Sat Jan 29 09:23:30 CET 2011

On 28/01/2011 4:46 PM, Mark Abraham wrote:
> Hi,
>
> I compared the .log file time accounting for same .tpr file run alone 
> in serial or as part of an REMD simulation (with each replica on a 
> single proessor). It ran about 5-10% slower in the latter. The effect 
> was a bit larger when comparing the same .tpr on 8 processors with 
> REMD with 8 processers per replica. The effect seems fairly 
> independent of whether I compare the lowest or highest replica.

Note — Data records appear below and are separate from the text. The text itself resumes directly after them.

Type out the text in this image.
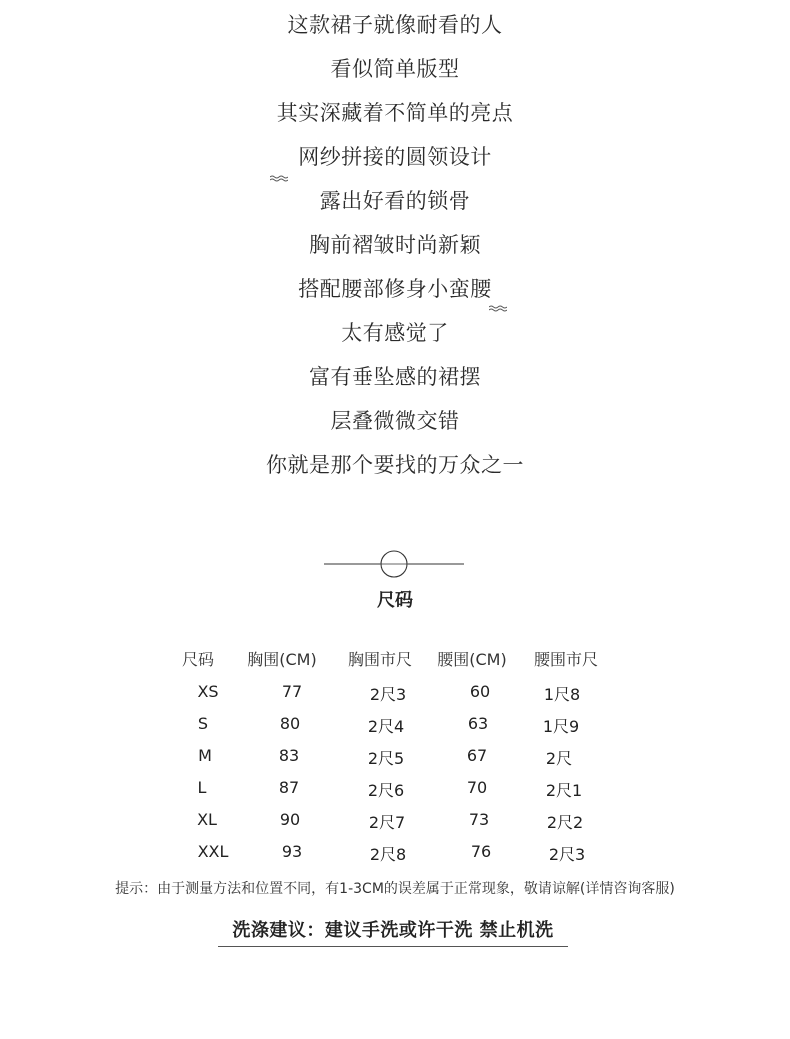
这款裙子就像耐看的人
看似简单版型
其实深藏着不简单的亮点
网纱拼接的圆领设计
露出好看的锁骨
胸前褶皱时尚新颖
搭配腰部修身小蛮腰
太有感觉了
富有垂坠感的裙摆
层叠微微交错
你就是那个要找的万众之一
尺码
尺码	胸围(CM)	胸围市尺	腰围(CM)	腰围市尺
XS	77	2尺3	60	1尺8
S	80	2尺4	63	1尺9
M	83	2尺5	67	2尺
L	87	2尺6	70	2尺1
XL	90	2尺7	73	2尺2
XXL	93	2尺8	76	2尺3
提示：由于测量方法和位置不同，有1-3CM的误差属于正常现象，敬请谅解(详情咨询客服)
洗涤建议：建议手洗或许干洗 禁止机洗
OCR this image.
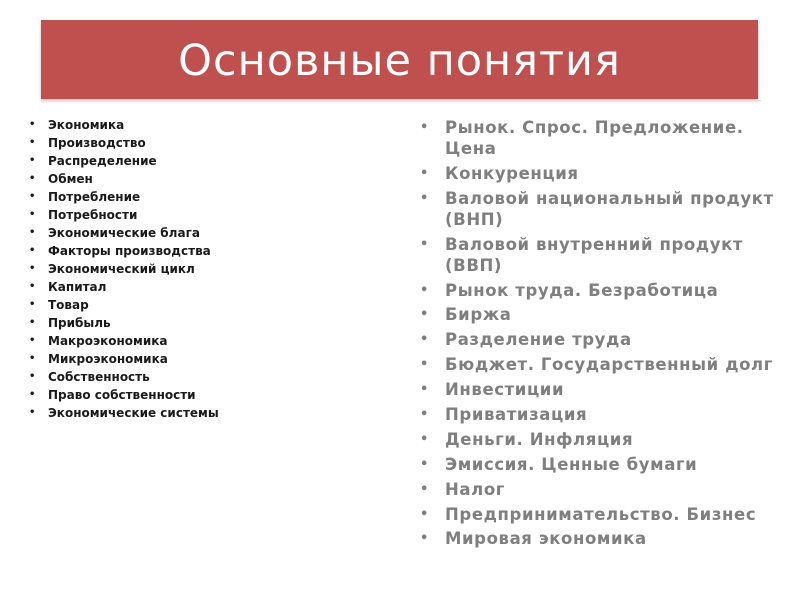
Основные понятия
• Экономика
• Производство
• Распределение
• Обмен
• Потребление
• Потребности
• Экономические блага
• Факторы производства
• Экономический цикл
• Капитал
• Товар
• Прибыль
• Макроэкономика
• Микроэкономика
• Собственность
• Право собственности
• Экономические системы
• Рынок. Спрос. Предложение. Цена
• Конкуренция
• Валовой национальный продукт (ВНП)
• Валовой внутренний продукт (ВВП)
• Рынок труда. Безработица
• Биржа
• Разделение труда
• Бюджет. Государственный долг
• Инвестиции
• Приватизация
• Деньги. Инфляция
• Эмиссия. Ценные бумаги
• Налог
• Предпринимательство. Бизнес
• Мировая экономика
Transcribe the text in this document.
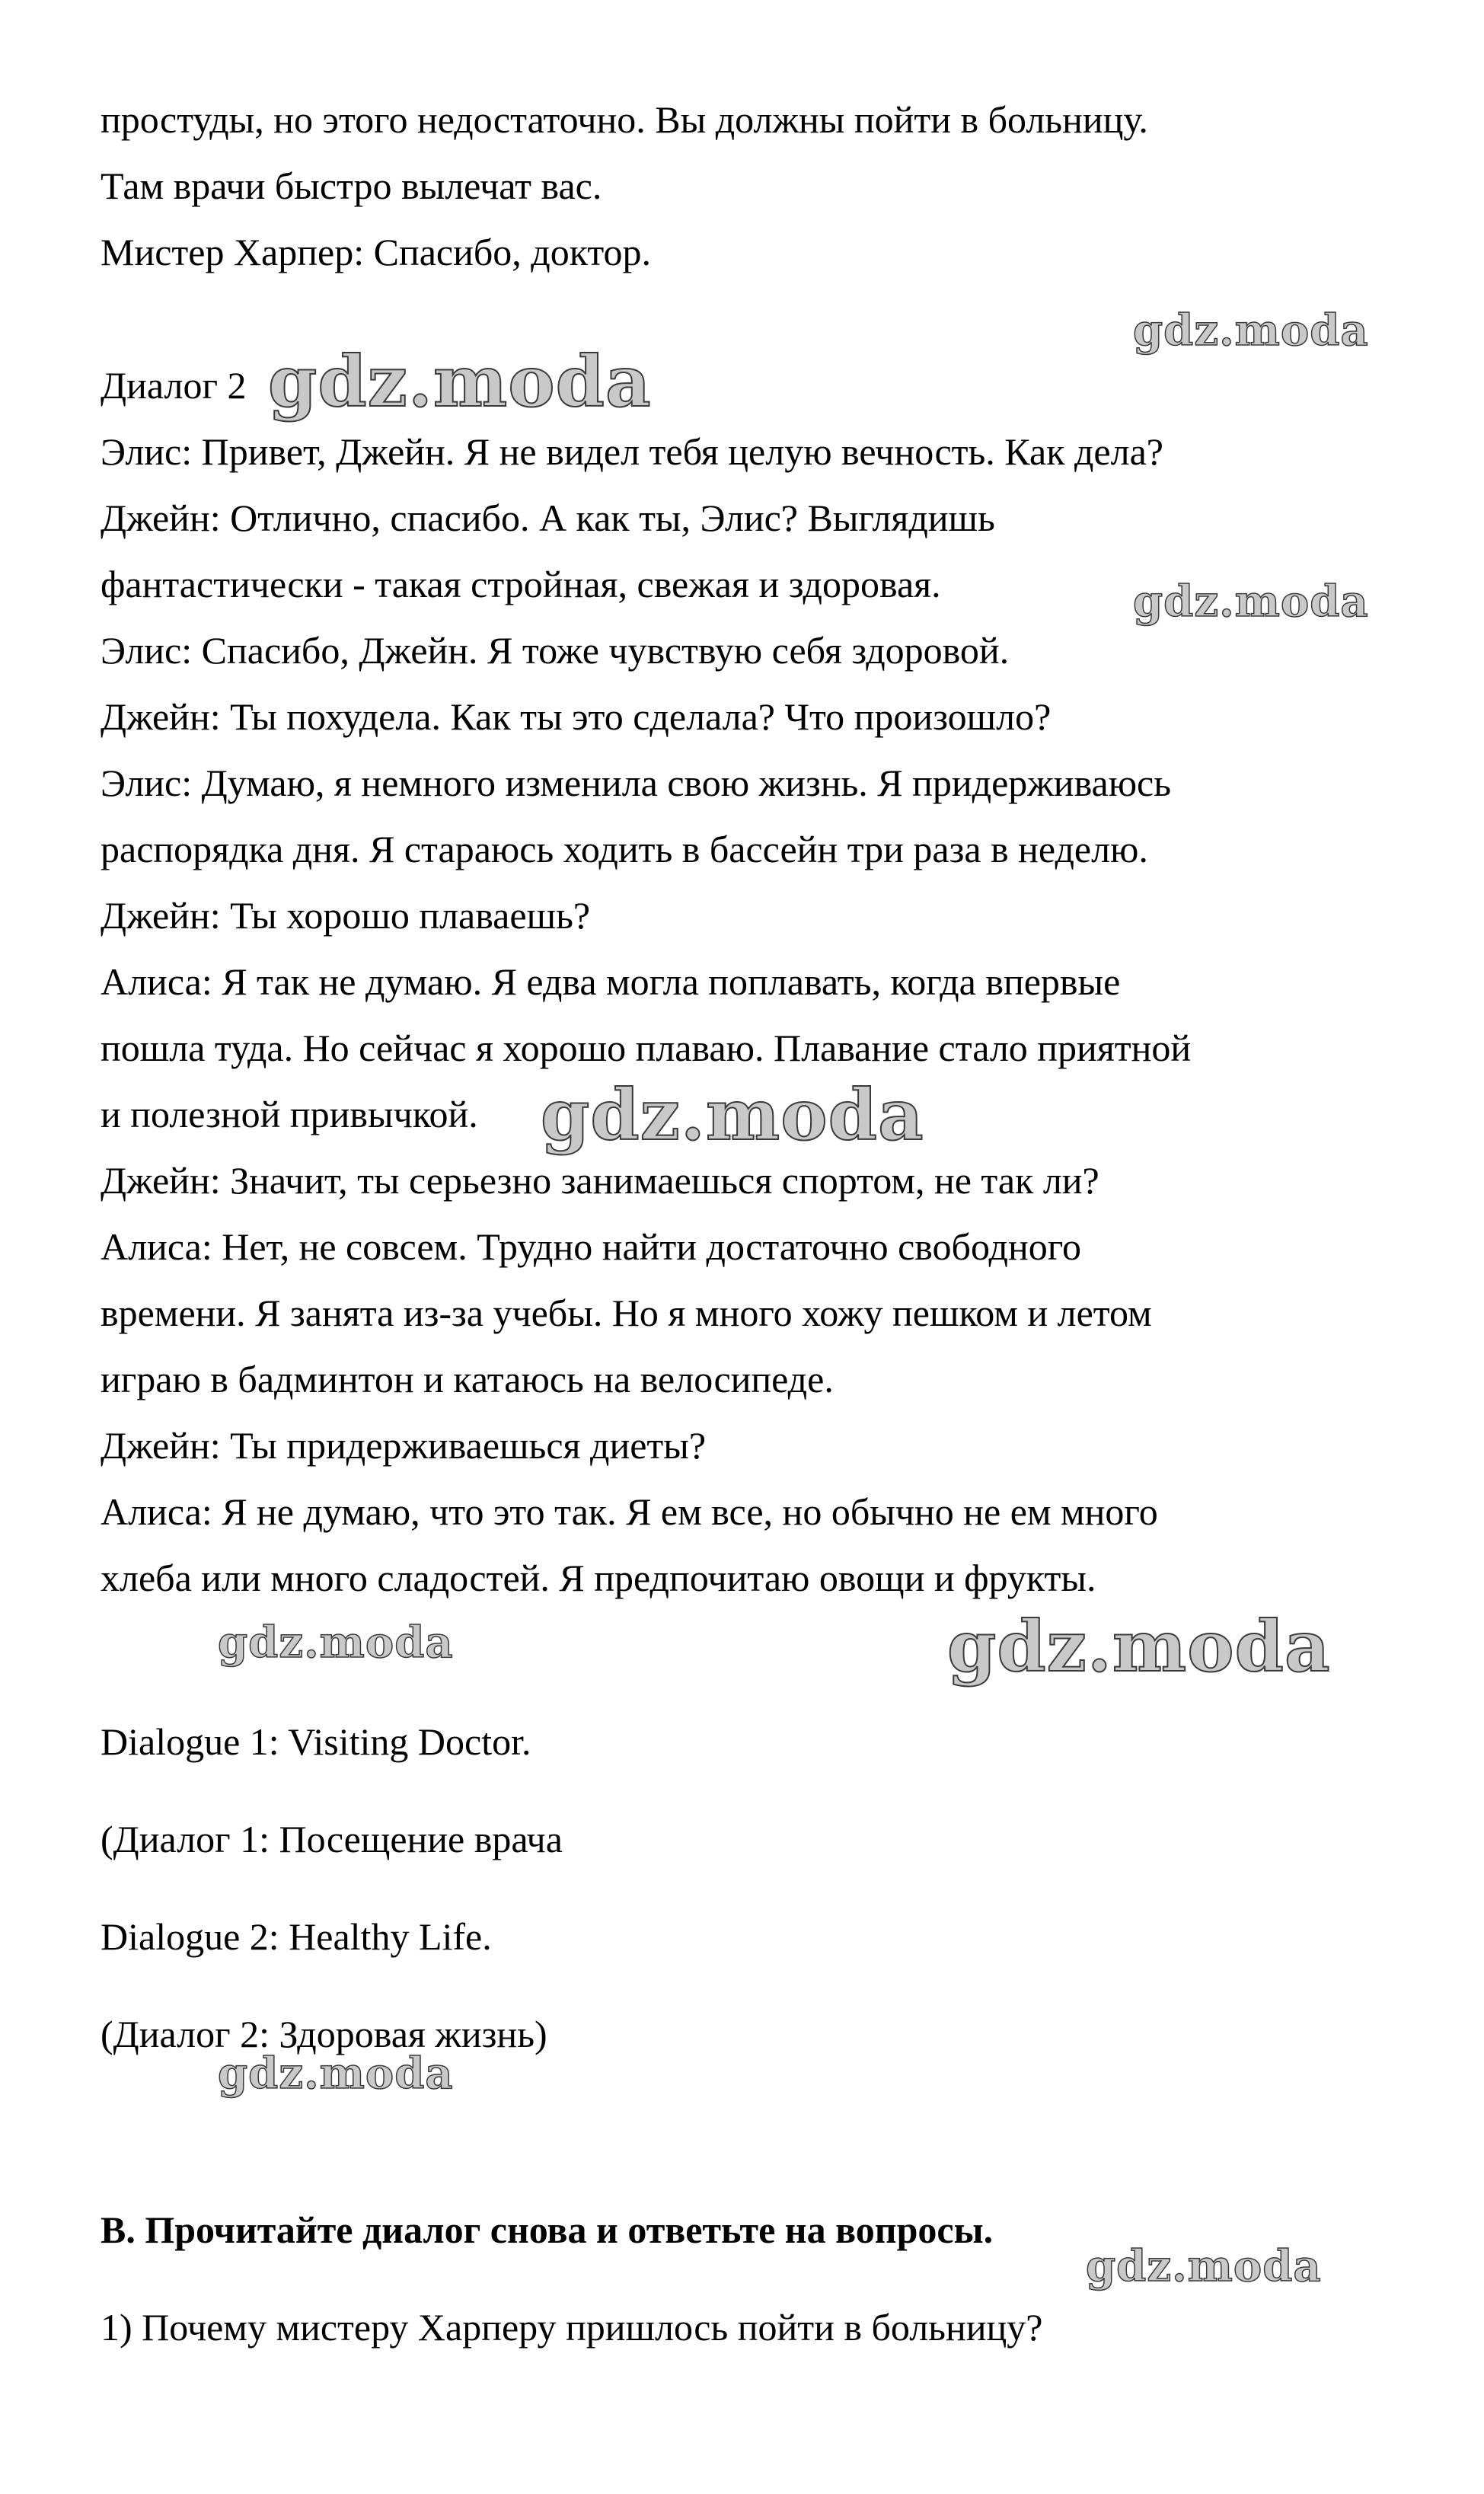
простуды, но этого недостаточно. Вы должны пойти в больницу.
Там врачи быстро вылечат вас.
Мистер Харпер: Спасибо, доктор.
Диалог 2
Элис: Привет, Джейн. Я не видел тебя целую вечность. Как дела?
Джейн: Отлично, спасибо. А как ты, Элис? Выглядишь
фантастически - такая стройная, свежая и здоровая.
Элис: Спасибо, Джейн. Я тоже чувствую себя здоровой.
Джейн: Ты похудела. Как ты это сделала? Что произошло?
Элис: Думаю, я немного изменила свою жизнь. Я придерживаюсь
распорядка дня. Я стараюсь ходить в бассейн три раза в неделю.
Джейн: Ты хорошо плаваешь?
Алиса: Я так не думаю. Я едва могла поплавать, когда впервые
пошла туда. Но сейчас я хорошо плаваю. Плавание стало приятной
и полезной привычкой.
Джейн: Значит, ты серьезно занимаешься спортом, не так ли?
Алиса: Нет, не совсем. Трудно найти достаточно свободного
времени. Я занята из-за учебы. Но я много хожу пешком и летом
играю в бадминтон и катаюсь на велосипеде.
Джейн: Ты придерживаешься диеты?
Алиса: Я не думаю, что это так. Я ем все, но обычно не ем много
хлеба или много сладостей. Я предпочитаю овощи и фрукты.
Dialogue 1: Visiting Doctor.
(Диалог 1: Посещение врача
Dialogue 2: Healthy Life.
(Диалог 2: Здоровая жизнь)
B. Прочитайте диалог снова и ответьте на вопросы.
1) Почему мистеру Харперу пришлось пойти в больницу?
gdz.moda
gdz.moda
gdz.moda
gdz.moda
gdz.moda	gdz.moda
gdz.moda
gdz.moda
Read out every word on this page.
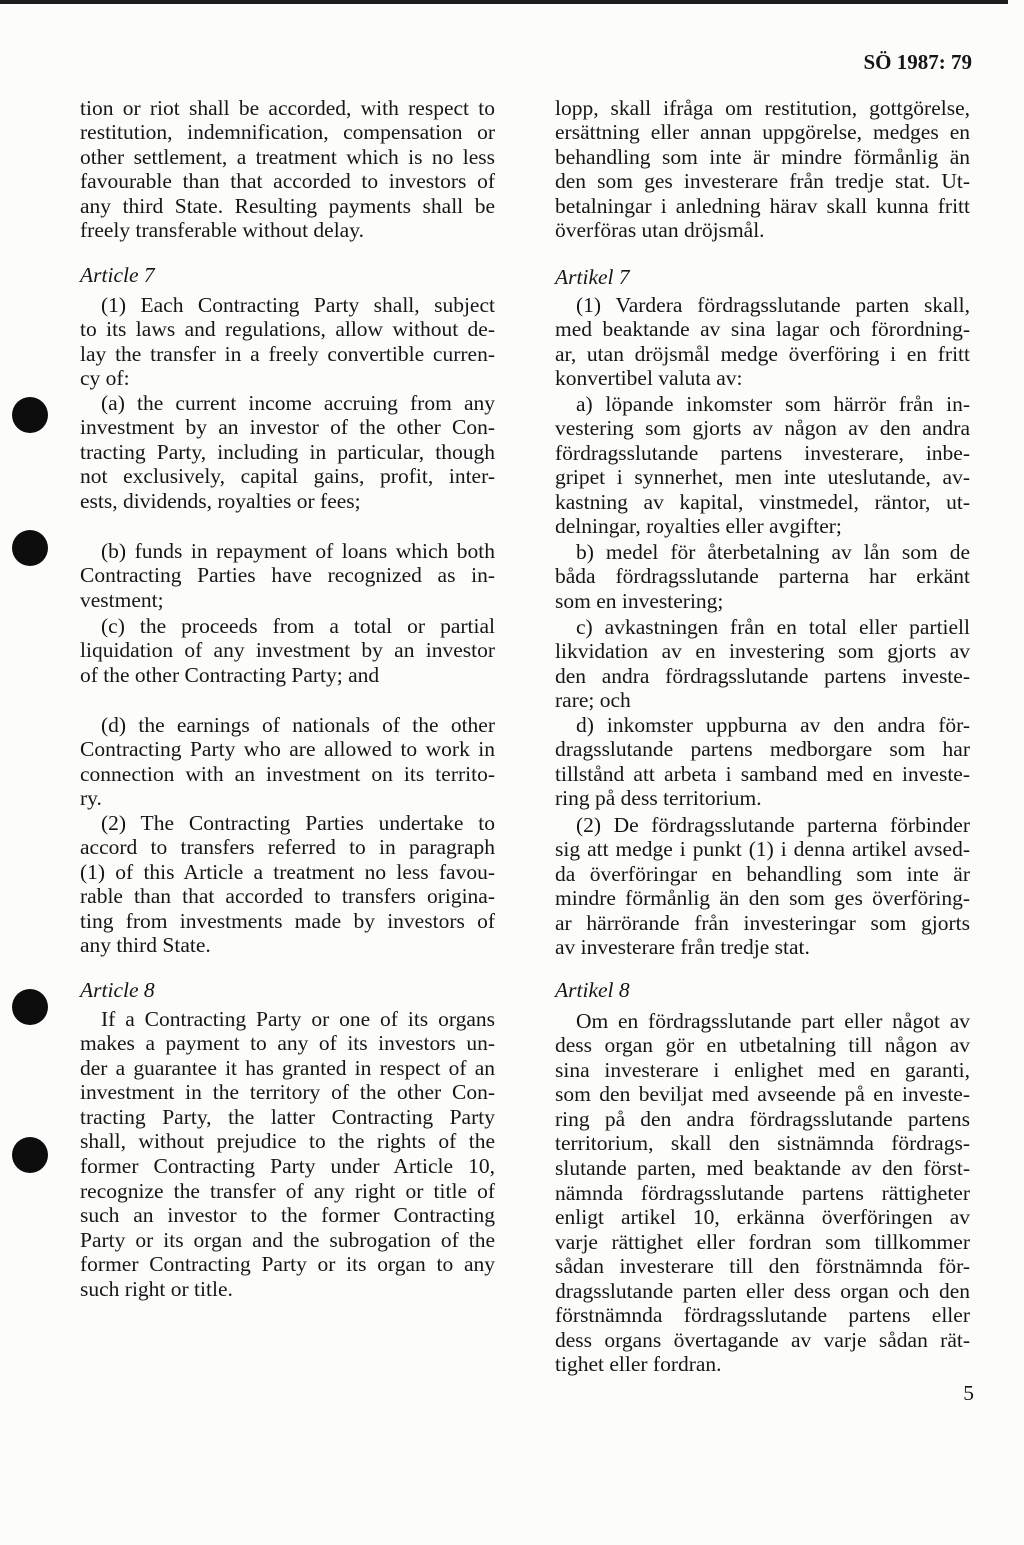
SÖ 1987: 79
tion or riot shall be accorded, with respect to
restitution, indemnification, compensation or
other settlement, a treatment which is no less
favourable than that accorded to investors of
any third State. Resulting payments shall be
freely transferable without delay.
Article 7
(1) Each Contracting Party shall, subject
to its laws and regulations, allow without de-
lay the transfer in a freely convertible curren-
cy of:
(a) the current income accruing from any
investment by an investor of the other Con-
tracting Party, including in particular, though
not exclusively, capital gains, profit, inter-
ests, dividends, royalties or fees;
(b) funds in repayment of loans which both
Contracting Parties have recognized as in-
vestment;
(c) the proceeds from a total or partial
liquidation of any investment by an investor
of the other Contracting Party; and
(d) the earnings of nationals of the other
Contracting Party who are allowed to work in
connection with an investment on its territo-
ry.
(2) The Contracting Parties undertake to
accord to transfers referred to in paragraph
(1) of this Article a treatment no less favou-
rable than that accorded to transfers origina-
ting from investments made by investors of
any third State.
Article 8
If a Contracting Party or one of its organs
makes a payment to any of its investors un-
der a guarantee it has granted in respect of an
investment in the territory of the other Con-
tracting Party, the latter Contracting Party
shall, without prejudice to the rights of the
former Contracting Party under Article 10,
recognize the transfer of any right or title of
such an investor to the former Contracting
Party or its organ and the subrogation of the
former Contracting Party or its organ to any
such right or title.
lopp, skall ifråga om restitution, gottgörelse,
ersättning eller annan uppgörelse, medges en
behandling som inte är mindre förmånlig än
den som ges investerare från tredje stat. Ut-
betalningar i anledning härav skall kunna fritt
överföras utan dröjsmål.
Artikel 7
(1) Vardera fördragsslutande parten skall,
med beaktande av sina lagar och förordning-
ar, utan dröjsmål medge överföring i en fritt
konvertibel valuta av:
a) löpande inkomster som härrör från in-
vestering som gjorts av någon av den andra
fördragsslutande partens investerare, inbe-
gripet i synnerhet, men inte uteslutande, av-
kastning av kapital, vinstmedel, räntor, ut-
delningar, royalties eller avgifter;
b) medel för återbetalning av lån som de
båda fördragsslutande parterna har erkänt
som en investering;
c) avkastningen från en total eller partiell
likvidation av en investering som gjorts av
den andra fördragsslutande partens investe-
rare; och
d) inkomster uppburna av den andra för-
dragsslutande partens medborgare som har
tillstånd att arbeta i samband med en investe-
ring på dess territorium.
(2) De fördragsslutande parterna förbinder
sig att medge i punkt (1) i denna artikel avsed-
da överföringar en behandling som inte är
mindre förmånlig än den som ges överföring-
ar härrörande från investeringar som gjorts
av investerare från tredje stat.
Artikel 8
Om en fördragsslutande part eller något av
dess organ gör en utbetalning till någon av
sina investerare i enlighet med en garanti,
som den beviljat med avseende på en investe-
ring på den andra fördragsslutande partens
territorium, skall den sistnämnda fördrags-
slutande parten, med beaktande av den först-
nämnda fördragsslutande partens rättigheter
enligt artikel 10, erkänna överföringen av
varje rättighet eller fordran som tillkommer
sådan investerare till den förstnämnda för-
dragsslutande parten eller dess organ och den
förstnämnda fördragsslutande partens eller
dess organs övertagande av varje sådan rät-
tighet eller fordran.
5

OK I found the issue by binary-searching the code looking for the 
offending line. It's in compute_globals() in src/kernel/md.c. The call 
to gmx_sum_sim consumes all the extra time. This code is taking care of 
synchronization for possibly doing checkpointing.

                 if (MULTISIM(cr) && bInterSimGS)
                 {
                     if (MASTER(cr))
                     {
                         /* Communicate the signals between the 
simulations */
                         gmx_sum_sim(eglsNR,gs_buf,cr->ms);
                     }
                     /* Communicate the signals form the master to the 
others */
                     gmx_bcast(eglsNR*sizeof(gs_buf[0]),gs_buf,cr);
                 }

This eventually calls

void gmx_sumf_comm(int nr,float r[],MPI_Comm mpi_comm)
{
#if defined(MPI_IN_PLACE_EXISTS) || defined(GMX_THREADS)
     MPI_Allreduce(MPI_IN_PLACE,r,nr,MPI_FLOAT,MPI_SUM,mpi_comm);
#else
     /* this function is only used in code that is not performance 
critical,
        (during setup, when comm_rec is not the appropriate communication
        structure), so this isn't as bad as it looks. */
     float *buf;
     int i;

     snew(buf, nr);
     MPI_Allreduce(r,buf,nr,MPI_FLOAT,MPI_SUM,mpi_comm);
     for(i=0; i<nr; i++)
         r[i] = buf[i];
     sfree(buf);
#endif
}

Clearly the comment is out of date. My nstlist=5, repl_ex_nst=2500 and 
nstcalcenergy=-1, so that triggers gs.nstms=5 and so bInterSimGS is TRUE 
every 5 steps. I'm not sure whether the problem is with nstlist, or the 
multi-simulation checkpointing engineering, or what.

Mark